Wednesday, May 18, 2011

Young Learners: The Teachers' Challenge

Some of our ITTO graduates chose to teach young learners. If they have never taught younger students before, they find out rather rapidly that the techniques used in class for class management are totally different than when teaching adults. Depending on the age and size of the group, it can be a real challenge.

Here are some tips for handling a young learners' class. First of all, establish the rules for the class. Make sure that students understand the rules. Then, as the teacher, make sure the rules are enforced. Most importantly, be fair with the rules. Everyone should be treated the same. Make sure the students understand the boundaries.

Secondly, children like routines. They like established patters of activity. What seems like rebundant repetition for adults is simply familiar procedure for a child. Remember, when you first started kindergarten, you did not understand the concept of getting in line to do something. Once you did it everyday, such as get in line to go to lunch, then it became familiar and comfortable. The same is true for teaching English to young learners.

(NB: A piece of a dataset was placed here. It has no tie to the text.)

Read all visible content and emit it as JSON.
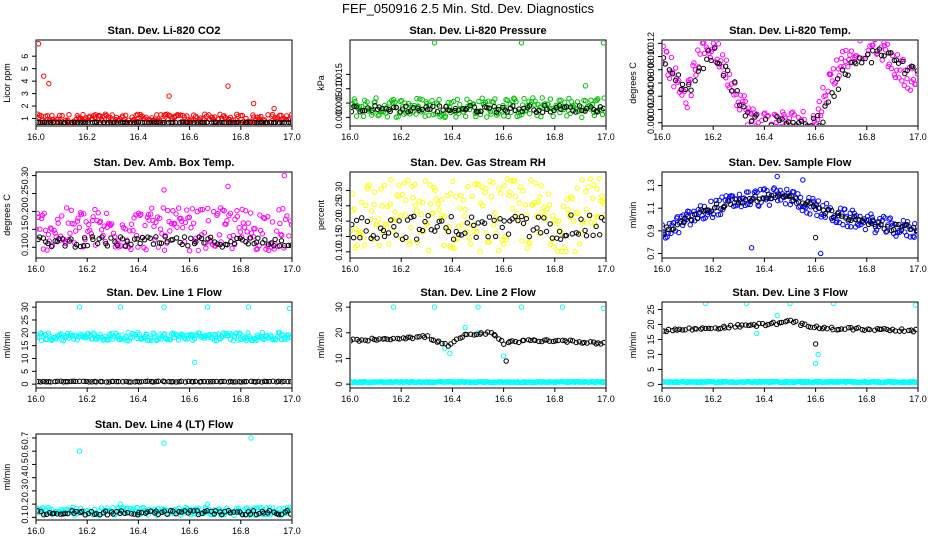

Third, and very important, make sure the students understand their responsibilities; for example, listening when another student speaks or helping give out materials. This is teaching the student responsibility, awareness, and actually learning to listen in English. Be explicit and clear in what you expect from the students as you establish the routines for class.

While you are doing all this, there are other aspects to remember. Treat the students as individuals. They need to know that you care, not just be a group of kids you need to control for an hour or so.

Make then feel valuable. Listen. Respond. Put some of their work on the walls to enhance their self-esteem. It works miracles.

Use praise. Try to catch them being good and say so. At the same time, keep your expectations high. Don't let them slack off with various excuses.

Use co-operative activities. These create win-win situations where the students come away feeling good about themselves. Always be fair.

Other points to keep in mind are social factors, emotional and cognitive development, and, most importantly, your attitude toward the children. Children have a sixth sense when it comes to relating to authority figures. They will know if you really care and act accordingly. Moreover, when they are studying English, try to link the vocabulary and grammar point they learn in class to reality, such as their family, home, or school. This helps the students internalize what they learn in class and apply it to their world.

Realizing these tips on handling young learners and implementing them in the classroom should make both the students' lives and yours much more pleasurable. Plus, you can concentrate on teaching, not just trying to discipline class.